Joe Buck <[EMAIL PROTECTED]> wrote on 05/07/2005 21:10:25:
> On Tue, Jul 05, 2005 at 08:05:39PM +0200, Gabriel Dos Reis wrote:
> > It is definitely a good thing to use the full bits of value
> > representation if we ever want to make all "interesting" bits part of
> > the hash value. For reasonable or sane representations it suffices to
> > get your hand on the object representation, e.g.:
> >
> > const int objsize = sizeof (double);
> > typedef unsigned char objrep_t[objsize];
> > double x = ....;
> > objrep_t& p = reintepret_cast<objrep_t&>(x);
> > // ...
> >
> > and let frexp and friends only for less obvious value representation.
>
> I disagree; on an ILP32 machine, we pull out only 32 bits for the hash
> value, and if you aren't careful, your approach will wind up using the
> least significant bits of the mantissa. This will cause all values that
> are exactly representable as floats to collide.
For that you can do something like (or templated equivalent):
namespace Impl
{
template <class T>
size_t floating_point_hash(T in)
{
if (sizeof(in) <= sizeof(size_t))
Use Gaby's solution, with zero padding;
else
frexp and friends using Joe Buck's ideas;
}
}
Gaby's solution should be done with care - to avoid any
aliasing issues (never go directly from double& to size_t&).

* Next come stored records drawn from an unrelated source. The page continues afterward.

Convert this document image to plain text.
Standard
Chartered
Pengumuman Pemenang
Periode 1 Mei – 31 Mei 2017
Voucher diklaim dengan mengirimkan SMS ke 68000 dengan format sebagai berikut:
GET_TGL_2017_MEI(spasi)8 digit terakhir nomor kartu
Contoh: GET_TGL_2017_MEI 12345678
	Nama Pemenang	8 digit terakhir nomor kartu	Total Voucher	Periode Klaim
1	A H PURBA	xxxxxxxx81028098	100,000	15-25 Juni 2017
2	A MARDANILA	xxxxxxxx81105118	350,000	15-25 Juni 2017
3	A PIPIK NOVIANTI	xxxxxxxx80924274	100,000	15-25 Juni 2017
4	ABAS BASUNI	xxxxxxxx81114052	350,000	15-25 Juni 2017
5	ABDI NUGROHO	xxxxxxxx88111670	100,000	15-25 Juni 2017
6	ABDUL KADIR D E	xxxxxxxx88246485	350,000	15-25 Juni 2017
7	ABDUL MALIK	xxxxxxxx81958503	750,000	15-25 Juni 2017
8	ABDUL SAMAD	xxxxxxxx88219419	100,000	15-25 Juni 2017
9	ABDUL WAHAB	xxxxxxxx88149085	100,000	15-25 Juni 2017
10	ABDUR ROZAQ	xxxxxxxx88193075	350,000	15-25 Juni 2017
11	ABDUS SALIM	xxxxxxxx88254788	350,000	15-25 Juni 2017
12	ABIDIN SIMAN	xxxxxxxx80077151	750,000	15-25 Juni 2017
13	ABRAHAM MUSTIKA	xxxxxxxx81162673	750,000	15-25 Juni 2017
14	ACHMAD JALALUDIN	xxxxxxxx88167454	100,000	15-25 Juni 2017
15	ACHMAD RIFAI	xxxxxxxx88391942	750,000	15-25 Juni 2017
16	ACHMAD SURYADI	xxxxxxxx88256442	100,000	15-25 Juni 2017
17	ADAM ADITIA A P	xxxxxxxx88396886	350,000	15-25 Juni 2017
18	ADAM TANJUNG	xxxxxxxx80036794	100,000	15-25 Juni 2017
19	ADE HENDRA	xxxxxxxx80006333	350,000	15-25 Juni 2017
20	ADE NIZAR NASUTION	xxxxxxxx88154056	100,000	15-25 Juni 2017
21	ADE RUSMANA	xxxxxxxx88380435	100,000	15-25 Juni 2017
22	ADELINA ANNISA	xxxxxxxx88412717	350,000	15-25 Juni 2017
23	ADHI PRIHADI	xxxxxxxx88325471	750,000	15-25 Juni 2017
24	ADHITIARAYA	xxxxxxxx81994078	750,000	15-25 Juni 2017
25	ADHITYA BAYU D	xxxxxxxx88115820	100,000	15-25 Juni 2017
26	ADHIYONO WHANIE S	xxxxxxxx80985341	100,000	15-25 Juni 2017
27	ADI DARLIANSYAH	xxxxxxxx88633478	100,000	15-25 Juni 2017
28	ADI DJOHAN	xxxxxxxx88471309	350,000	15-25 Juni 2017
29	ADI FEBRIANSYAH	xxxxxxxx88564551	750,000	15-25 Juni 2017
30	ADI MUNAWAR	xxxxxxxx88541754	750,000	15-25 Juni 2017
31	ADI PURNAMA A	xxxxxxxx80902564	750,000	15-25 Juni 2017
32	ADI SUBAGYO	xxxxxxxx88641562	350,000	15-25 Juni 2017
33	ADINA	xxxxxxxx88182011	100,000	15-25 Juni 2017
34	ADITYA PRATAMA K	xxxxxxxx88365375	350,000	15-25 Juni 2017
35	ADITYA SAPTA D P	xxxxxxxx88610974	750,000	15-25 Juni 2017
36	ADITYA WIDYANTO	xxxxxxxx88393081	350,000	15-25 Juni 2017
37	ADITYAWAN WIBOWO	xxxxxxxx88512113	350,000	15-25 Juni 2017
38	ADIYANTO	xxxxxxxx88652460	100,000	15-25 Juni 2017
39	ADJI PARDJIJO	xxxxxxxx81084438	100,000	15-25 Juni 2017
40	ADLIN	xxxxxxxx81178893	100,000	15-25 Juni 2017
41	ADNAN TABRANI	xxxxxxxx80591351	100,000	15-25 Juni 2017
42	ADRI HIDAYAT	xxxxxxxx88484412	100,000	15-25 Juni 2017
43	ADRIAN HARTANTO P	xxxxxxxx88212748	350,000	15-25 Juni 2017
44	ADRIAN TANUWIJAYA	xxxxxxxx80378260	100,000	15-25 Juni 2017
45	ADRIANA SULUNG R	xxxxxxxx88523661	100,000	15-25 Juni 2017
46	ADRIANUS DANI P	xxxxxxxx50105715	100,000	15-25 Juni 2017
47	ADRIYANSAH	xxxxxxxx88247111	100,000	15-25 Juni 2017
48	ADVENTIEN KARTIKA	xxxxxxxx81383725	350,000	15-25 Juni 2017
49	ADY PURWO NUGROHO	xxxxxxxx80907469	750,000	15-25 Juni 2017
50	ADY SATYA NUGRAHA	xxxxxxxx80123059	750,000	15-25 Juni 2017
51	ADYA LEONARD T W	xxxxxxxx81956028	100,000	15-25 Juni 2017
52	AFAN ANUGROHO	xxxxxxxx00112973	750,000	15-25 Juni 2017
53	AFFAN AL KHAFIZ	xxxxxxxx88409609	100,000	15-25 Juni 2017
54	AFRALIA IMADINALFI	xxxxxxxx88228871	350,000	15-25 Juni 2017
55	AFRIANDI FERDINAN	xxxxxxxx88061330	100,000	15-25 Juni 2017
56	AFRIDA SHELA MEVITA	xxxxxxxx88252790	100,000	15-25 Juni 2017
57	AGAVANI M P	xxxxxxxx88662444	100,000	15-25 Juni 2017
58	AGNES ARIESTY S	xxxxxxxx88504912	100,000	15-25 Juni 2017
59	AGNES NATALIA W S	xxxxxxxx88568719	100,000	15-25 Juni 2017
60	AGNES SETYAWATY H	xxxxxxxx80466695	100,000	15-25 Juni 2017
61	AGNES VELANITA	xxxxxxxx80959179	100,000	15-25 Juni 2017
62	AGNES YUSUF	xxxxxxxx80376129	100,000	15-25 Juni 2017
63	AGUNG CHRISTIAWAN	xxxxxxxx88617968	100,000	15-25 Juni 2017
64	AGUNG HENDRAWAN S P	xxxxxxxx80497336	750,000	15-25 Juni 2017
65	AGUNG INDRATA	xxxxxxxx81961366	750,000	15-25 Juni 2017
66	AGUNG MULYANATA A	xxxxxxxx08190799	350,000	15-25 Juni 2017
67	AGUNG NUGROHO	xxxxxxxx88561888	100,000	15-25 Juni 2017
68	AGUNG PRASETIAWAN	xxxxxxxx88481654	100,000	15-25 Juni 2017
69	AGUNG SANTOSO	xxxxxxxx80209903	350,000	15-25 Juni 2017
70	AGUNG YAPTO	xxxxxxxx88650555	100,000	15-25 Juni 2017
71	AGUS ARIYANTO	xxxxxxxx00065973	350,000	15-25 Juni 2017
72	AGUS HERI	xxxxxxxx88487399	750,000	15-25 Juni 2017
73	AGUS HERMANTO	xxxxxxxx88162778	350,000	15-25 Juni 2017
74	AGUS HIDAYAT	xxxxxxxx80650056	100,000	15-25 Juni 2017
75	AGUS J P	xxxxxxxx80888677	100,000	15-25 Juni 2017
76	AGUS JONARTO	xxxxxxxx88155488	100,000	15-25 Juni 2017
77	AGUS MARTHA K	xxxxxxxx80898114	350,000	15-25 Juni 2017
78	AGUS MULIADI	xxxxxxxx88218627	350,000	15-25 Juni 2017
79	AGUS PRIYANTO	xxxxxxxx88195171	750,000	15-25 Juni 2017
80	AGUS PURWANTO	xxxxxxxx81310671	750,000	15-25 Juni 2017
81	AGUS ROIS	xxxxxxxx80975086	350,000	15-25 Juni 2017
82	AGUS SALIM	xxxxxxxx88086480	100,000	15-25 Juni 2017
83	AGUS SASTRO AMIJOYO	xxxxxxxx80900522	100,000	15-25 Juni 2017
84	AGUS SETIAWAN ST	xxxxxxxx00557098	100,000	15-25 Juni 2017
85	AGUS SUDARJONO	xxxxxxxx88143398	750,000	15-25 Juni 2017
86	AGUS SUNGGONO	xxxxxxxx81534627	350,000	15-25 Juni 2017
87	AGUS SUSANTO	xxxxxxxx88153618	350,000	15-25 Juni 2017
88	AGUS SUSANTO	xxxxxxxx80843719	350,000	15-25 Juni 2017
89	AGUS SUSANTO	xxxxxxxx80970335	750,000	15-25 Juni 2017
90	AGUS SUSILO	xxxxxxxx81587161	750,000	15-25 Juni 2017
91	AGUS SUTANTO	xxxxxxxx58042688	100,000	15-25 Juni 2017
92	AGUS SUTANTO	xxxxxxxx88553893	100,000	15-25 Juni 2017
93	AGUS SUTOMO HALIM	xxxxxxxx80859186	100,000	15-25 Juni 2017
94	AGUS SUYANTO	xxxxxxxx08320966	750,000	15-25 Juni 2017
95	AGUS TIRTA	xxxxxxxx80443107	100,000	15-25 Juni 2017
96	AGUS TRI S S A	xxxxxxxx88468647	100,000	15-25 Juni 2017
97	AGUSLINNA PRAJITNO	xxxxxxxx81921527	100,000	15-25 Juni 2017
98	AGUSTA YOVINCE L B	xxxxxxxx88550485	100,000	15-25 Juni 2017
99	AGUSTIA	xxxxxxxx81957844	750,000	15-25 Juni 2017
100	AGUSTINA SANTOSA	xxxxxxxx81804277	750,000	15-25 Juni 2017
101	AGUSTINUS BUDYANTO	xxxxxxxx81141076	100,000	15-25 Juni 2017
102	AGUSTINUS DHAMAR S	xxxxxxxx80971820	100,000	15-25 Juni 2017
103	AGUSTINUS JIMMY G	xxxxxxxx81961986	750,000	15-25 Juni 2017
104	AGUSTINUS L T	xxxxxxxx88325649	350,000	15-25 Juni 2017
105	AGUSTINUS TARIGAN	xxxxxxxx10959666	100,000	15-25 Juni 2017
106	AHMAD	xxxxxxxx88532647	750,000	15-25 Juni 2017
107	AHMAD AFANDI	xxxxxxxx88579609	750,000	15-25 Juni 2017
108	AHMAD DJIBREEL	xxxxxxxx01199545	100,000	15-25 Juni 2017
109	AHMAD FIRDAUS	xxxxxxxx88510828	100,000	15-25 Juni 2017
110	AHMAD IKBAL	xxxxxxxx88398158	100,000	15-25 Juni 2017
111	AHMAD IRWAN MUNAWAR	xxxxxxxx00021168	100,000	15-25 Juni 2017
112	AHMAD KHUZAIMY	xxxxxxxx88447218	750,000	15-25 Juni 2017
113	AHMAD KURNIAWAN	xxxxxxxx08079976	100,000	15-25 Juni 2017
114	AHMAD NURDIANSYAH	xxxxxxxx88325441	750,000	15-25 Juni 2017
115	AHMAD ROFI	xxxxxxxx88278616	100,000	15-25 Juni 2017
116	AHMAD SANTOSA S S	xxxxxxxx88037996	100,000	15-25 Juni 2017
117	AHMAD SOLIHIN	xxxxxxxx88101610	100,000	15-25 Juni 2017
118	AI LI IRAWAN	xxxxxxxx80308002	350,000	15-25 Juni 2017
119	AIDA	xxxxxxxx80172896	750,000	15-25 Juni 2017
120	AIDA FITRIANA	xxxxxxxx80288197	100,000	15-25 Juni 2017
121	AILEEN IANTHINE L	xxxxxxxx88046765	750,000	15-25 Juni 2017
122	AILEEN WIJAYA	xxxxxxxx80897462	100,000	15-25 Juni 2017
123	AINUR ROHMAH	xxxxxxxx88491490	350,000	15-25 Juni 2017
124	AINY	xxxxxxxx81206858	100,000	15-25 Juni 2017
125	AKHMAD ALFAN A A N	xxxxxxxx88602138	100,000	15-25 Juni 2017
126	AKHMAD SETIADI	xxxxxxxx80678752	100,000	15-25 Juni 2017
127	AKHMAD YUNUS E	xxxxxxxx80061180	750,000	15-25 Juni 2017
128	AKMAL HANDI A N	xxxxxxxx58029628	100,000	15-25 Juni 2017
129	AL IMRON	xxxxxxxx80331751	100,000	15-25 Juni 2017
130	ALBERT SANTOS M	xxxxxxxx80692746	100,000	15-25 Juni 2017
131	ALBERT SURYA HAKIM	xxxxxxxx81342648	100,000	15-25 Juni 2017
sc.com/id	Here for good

Both Gaby's and Joe Buck's solutions do not take
the strangeness of IEEE (NNN?) into account.
As I remember it (I don't have the reference at home),
IEEE FP has many bit-representations for NaN, each
containing some bit-encoding of errors.
It has been years since I last saw the standard of IEEE FP,
so I may give wrong details, but the main idea should be
correct.
"There *should* be a specialization for equal_to<double> that
provides a strict weak ordering for NaNs as well as other
values." [quoted forwarded mail from P.J. Plauger]
Doing bit-wise conversions will not address this requirement.